A NEW search to find a community willing to host an underground nuclear waste storage bunker is based on 'fundamentally flawed' government policy, council officials in Cumbria have said.

The nationwide scheme to identify a location for a £12 billion geological disposal facility buried at least 200 metres below the surface was relaunched by the government in January and is expected to take 20 years to secure.

It promises incentives including £1m per year for five years for the five communities that volunteer to be on the shortlist - with £2.5m a year for the two that go forward to the testing stage, which would see deep boreholes dug underground.

But experts within Cumbria County Council have instead called for more clarity on how the high level waste - the majority of which is currently kept in storage vessels in west Cumbria - will be kept safe if a suitable location is not identified within the time frame.

They also state the right of willing communities to withdraw from the process is not clear enough within the proposal, while there is no detail about how the waste could be retrieved at a later date if new technology to dispose of it more efficiently is developed.

The authority's official response, expected to be adopted by members of its cabinet committee in Carlisle today, states: "The county council believes the policy on which this consultation is based is fundamentally flawed.

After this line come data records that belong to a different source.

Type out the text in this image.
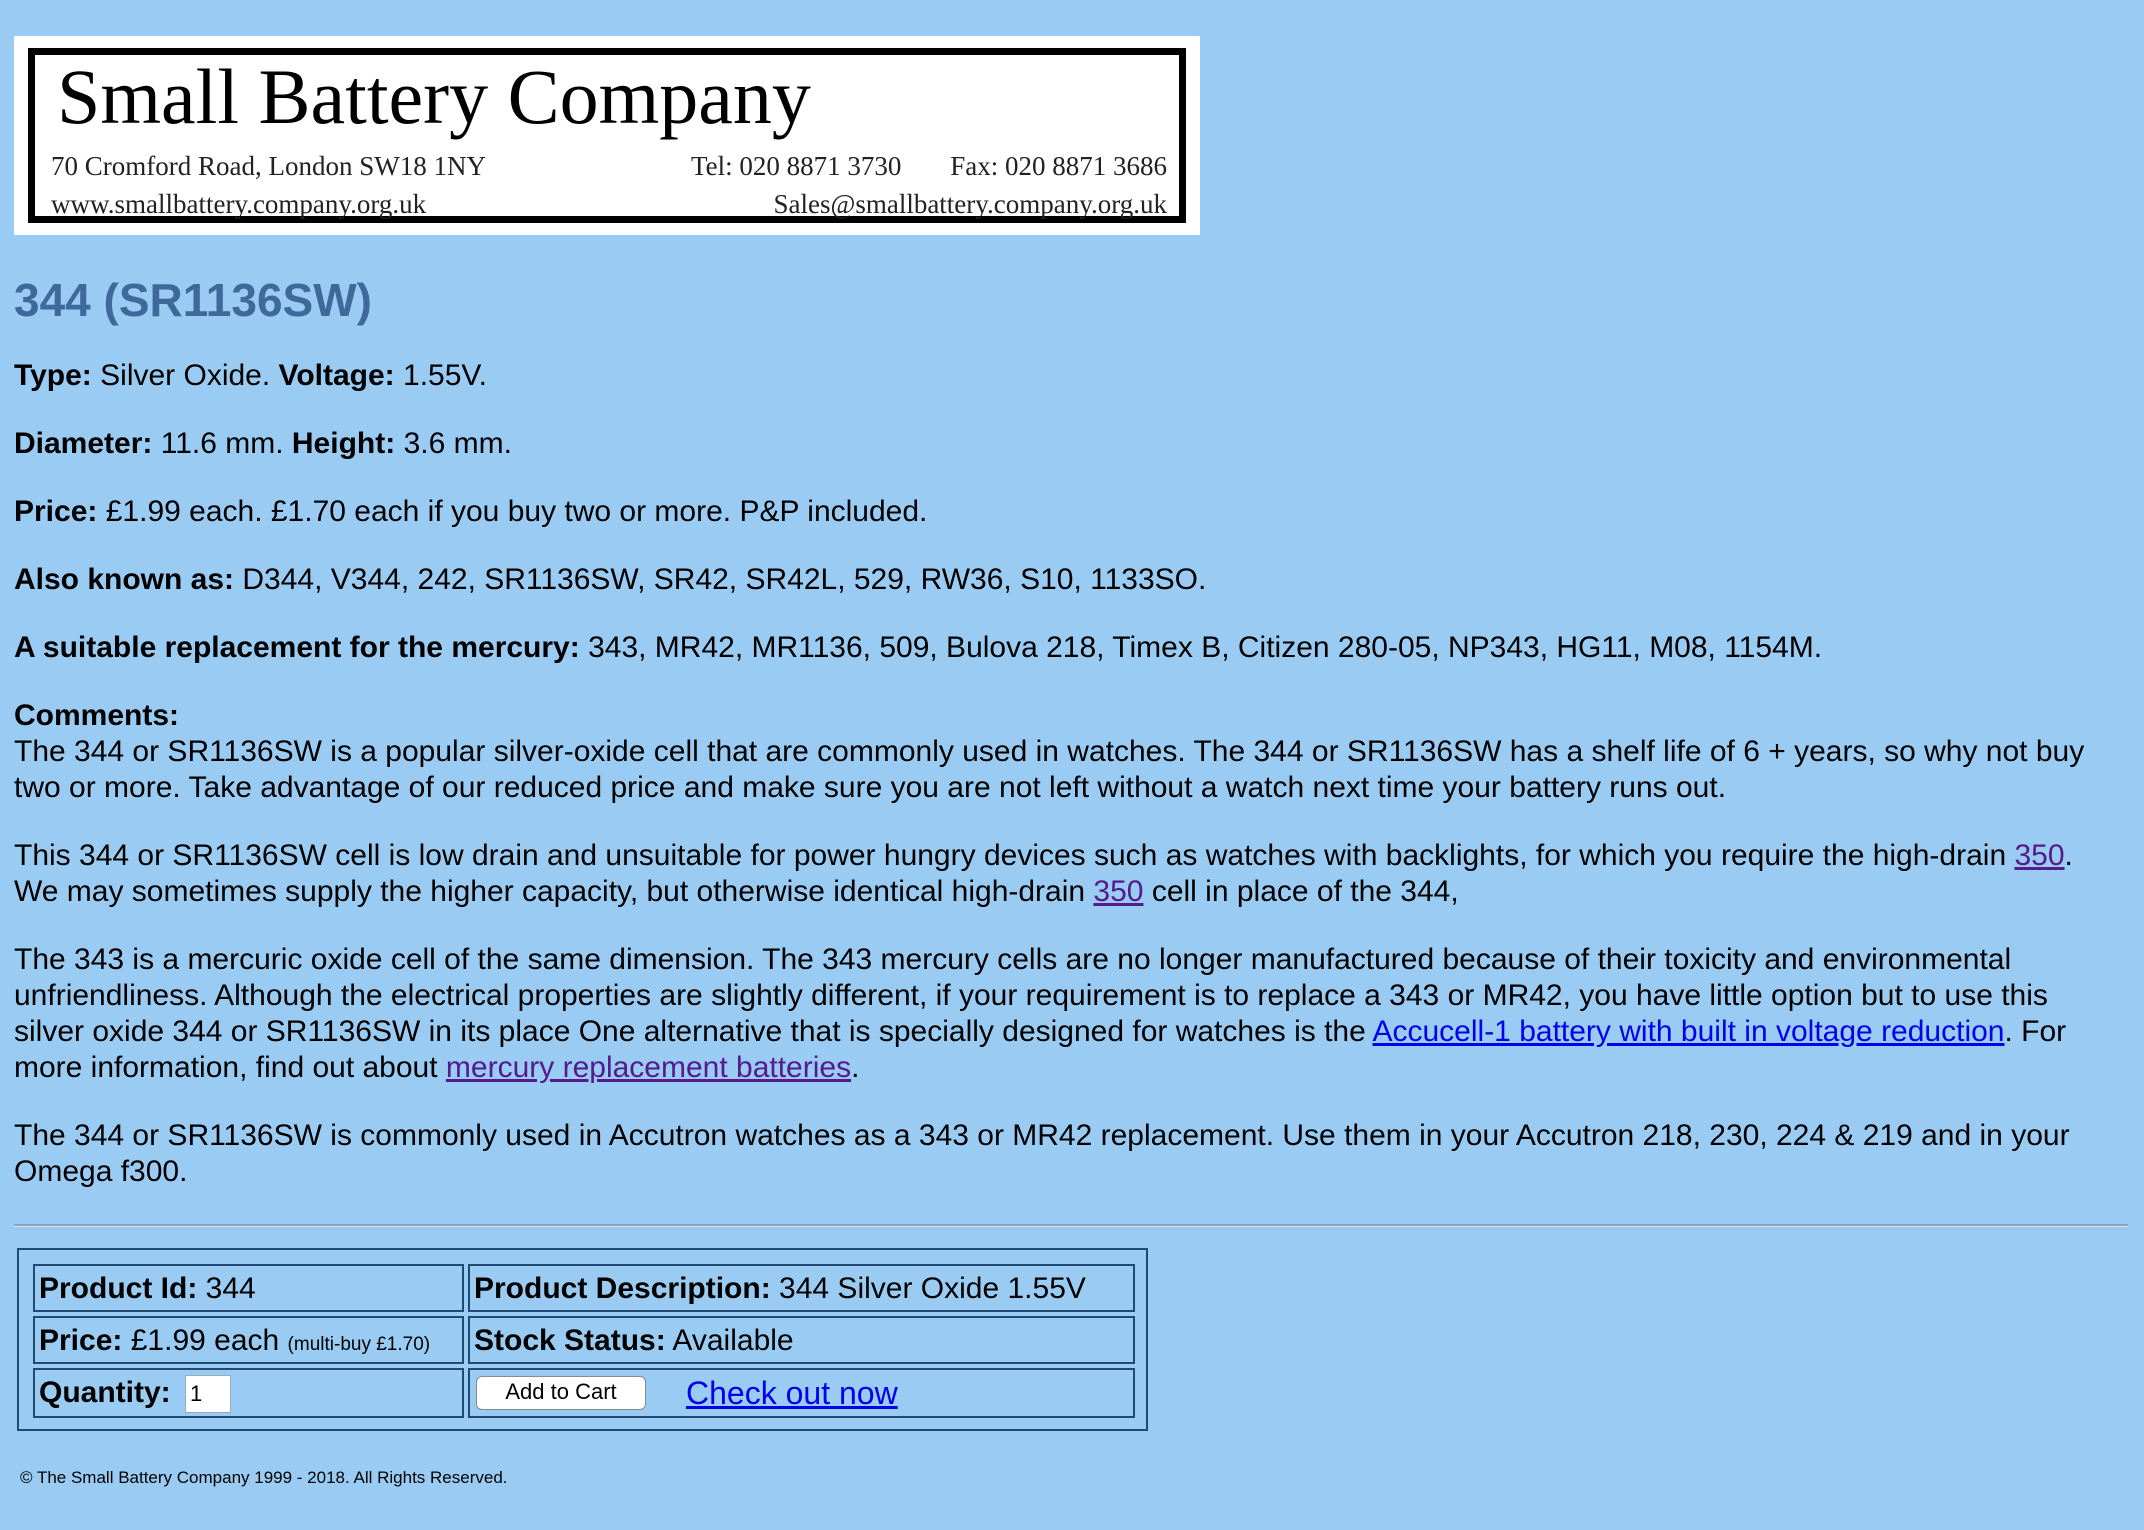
Small Battery Company
70 Cromford Road, London SW18 1NY	Tel: 020 8871 3730 Fax: 020 8871 3686
www.smallbattery.company.org.uk	Sales@smallbattery.company.org.uk
344 (SR1136SW)

Type: Silver Oxide. Voltage: 1.55V.

Diameter: 11.6 mm. Height: 3.6 mm.

Price: £1.99 each. £1.70 each if you buy two or more. P&P included.

Also known as: D344, V344, 242, SR1136SW, SR42, SR42L, 529, RW36, S10, 1133SO.

A suitable replacement for the mercury: 343, MR42, MR1136, 509, Bulova 218, Timex B, Citizen 280-05, NP343, HG11, M08, 1154M.

Comments:
The 344 or SR1136SW is a popular silver-oxide cell that are commonly used in watches. The 344 or SR1136SW has a shelf life of 6 + years, so why not buy two or more. Take advantage of our reduced price and make sure you are not left without a watch next time your battery runs out.

This 344 or SR1136SW cell is low drain and unsuitable for power hungry devices such as watches with backlights, for which you require the high-drain 350. We may sometimes supply the higher capacity, but otherwise identical high-drain 350 cell in place of the 344,

The 343 is a mercuric oxide cell of the same dimension. The 343 mercury cells are no longer manufactured because of their toxicity and environmental unfriendliness. Although the electrical properties are slightly different, if your requirement is to replace a 343 or MR42, you have little option but to use this silver oxide 344 or SR1136SW in its place One alternative that is specially designed for watches is the Accucell-1 battery with built in voltage reduction. For more information, find out about mercury replacement batteries.

The 344 or SR1136SW is commonly used in Accutron watches as a 343 or MR42 replacement. Use them in your Accutron 218, 230, 224 & 219 and in your Omega f300.

Product Id: 344	Product Description: 344 Silver Oxide 1.55V
Price: £1.99 each (multi-buy £1.70)	Stock Status: Available
Quantity: 1	Add to Cart	Check out now
© The Small Battery Company 1999 - 2018. All Rights Reserved.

"There is no detail in the consultation about how and what is planned for this current waste to ensure it is safe.

"There is also no detail provided about what will happen if no volunteer community is found within the 20 year period required to prepare for a GDF.

"Having a plan B for the safe storage of this waste during the 15 to 20 year period the government estimate this process, to identify and select a site, will take is vital.

"The waste is still in situ and needs safe surface or near surface storage facilities in the intervening time, which cannot be of a sub-standard quality."

It adds: "The proposal for the right of withdrawal is currently articulated in language that is ambiguous and could easily be misunderstood.

"A clear explanation is required as to what this means in practice."

Once a location is secured, the waste would be entombed in a highly engineered structure made up of multiple layers of steel, rock and clay to provide protection while some of the waste remains radioactive - a process that is expected to take thousands of years.

It would be buried between 200 and 1,000 metres below ground covering an area of 10 to 20 square kilometres, with a series of sealed or filled tunnels leading to it.

Above ground, there would be buildings for the receipt and handling of the waste. The facility would be expected to be operational for 100 or more years.

Previous discussions surrounding the potential location of such a facility in Cumbria were abandoned in 2013 after Cumbria County Council withdrew from the process.

Opposition groups across the area claimed the county was not suitable for such a storage facility because of its faulted geology and water.